There has been a lot of debate over the years about the process of ranking employees as part of an organization’s performance assessment process. Some people swear it’s the only way to run a truly competitive business, while others view it as punitive and destructive to culture and morale.
I’m here to tell you that both perspectives can be right! There are pros and cons to forced ranking. While it pushes managers to carefully assess talent and address performance issues, the cons of employee ranking can include legal exposure and employee morale issues. However, when you do it right, you can achieve all the upside without the downside.
The legal exposure and negative business culture impacts from the ranking process come into play when objective criteria are missing from the process. It’s not uncommon for CEOs to require their executives to rank each of their employees with no specific or consistent guidance around how to accomplish this task. The problem with this process is that there is no objective criteria used to sort individuals. Consequently, it can be viewed as biased by favoritism and heighten the risk of discrimination claims if employees view their protected class as the reason for their position in the stack. To further complicate matters, some companies require executives to divide employees into fixed percentages. This requirement introduces the risk inherent in “grading on a curve.” For example, when specific percentages are required, an employee can’t move up in ranking without pushing someone else down.

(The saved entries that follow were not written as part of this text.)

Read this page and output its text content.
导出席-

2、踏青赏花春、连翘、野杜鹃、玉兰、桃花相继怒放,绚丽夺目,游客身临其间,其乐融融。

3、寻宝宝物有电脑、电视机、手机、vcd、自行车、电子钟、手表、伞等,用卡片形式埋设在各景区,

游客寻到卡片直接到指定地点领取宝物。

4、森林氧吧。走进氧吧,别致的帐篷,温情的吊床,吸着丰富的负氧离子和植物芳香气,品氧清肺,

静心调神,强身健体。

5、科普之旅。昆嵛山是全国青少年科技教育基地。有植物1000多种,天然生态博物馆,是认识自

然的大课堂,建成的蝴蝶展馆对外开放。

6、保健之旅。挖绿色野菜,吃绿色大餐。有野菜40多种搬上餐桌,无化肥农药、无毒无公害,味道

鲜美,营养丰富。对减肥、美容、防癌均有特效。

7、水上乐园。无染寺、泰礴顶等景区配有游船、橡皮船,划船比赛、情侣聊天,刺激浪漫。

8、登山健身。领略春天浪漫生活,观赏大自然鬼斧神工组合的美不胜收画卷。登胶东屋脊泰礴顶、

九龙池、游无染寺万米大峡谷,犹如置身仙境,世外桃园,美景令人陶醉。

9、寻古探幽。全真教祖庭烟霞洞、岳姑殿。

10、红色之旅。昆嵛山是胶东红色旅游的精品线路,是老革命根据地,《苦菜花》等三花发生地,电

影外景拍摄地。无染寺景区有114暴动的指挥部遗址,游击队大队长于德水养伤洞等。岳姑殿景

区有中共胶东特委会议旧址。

A New Method for Employee Ranking
I offer an alternative. This alternative began as a tool developed by Nicole Mattson, a talented member of one of my past HR teams. Nicole developed improved metrics to assess the healthy and unhealthy aspects of turnover in our organization. I have continued to build on this process and have re-tooled it for many different purposes over the years and now believe it’s most valuable when utilized to objectively assess the ranked contribution of each member of the team. Here’s a high level outline of how it works:
- Identify each of the categories of quantified data that is currently gathered in your organization that could be used to assess relative employee contribution to driving value. Chances are there is more of this data in your business than you first realize. Some examples of quantified data include customer service survey scores, performance review scores, number of sales calls managed and/or volume of sales generated, tenure, etc.
- Have your executive team discuss what these different categories really measure in terms of driving value and how critical each one is to the success of the organization. The results of this discussion will drive the weights you assign to each category. Incorporate only those factors that actually drive value in your business!
- Develop a point system for each category. For example, if you are a service company that tracks complaints, a service technician might receive five points if his or her complaint rate as a percentage of calls is less than 1 percent, while another technician with a complaint rate over 10 percent might receive just one point.
You now have the beginnings of an objective and quantifiable way to look at individual scores for your employees that more accurately describes the relative contribution they are making to your business. The chart below illustrates how an employee ranking might look:
Obviously there is more nuance to this process than can be captured in a relatively short narrative; however, it should be clear that the exercise accomplishes several objectives. When you standardize the process and rank your employees from top to bottom (with some ties in between) you have the confidence of knowing that your executives used the same objective criteria for all employees. This improves the likelihood that the tool will really drive value in your business, reduce negative culture impacts due to an improved perception of fairness and significantly minimize the chance of a discrimination claim.
Your next challenge is to figure out what to do with this valuable information. A few examples include:
- Developing your employee retention strategy
- Building individualized development programs for your employees
- Fostering improvements of your managers by building it into their compensation programs
I often see companies adding on one HR program after another, without using data to drive these decisions. More isn’t better! This methodology can provide you with information to ensure that you invest your time and resources into fewer of the right programs.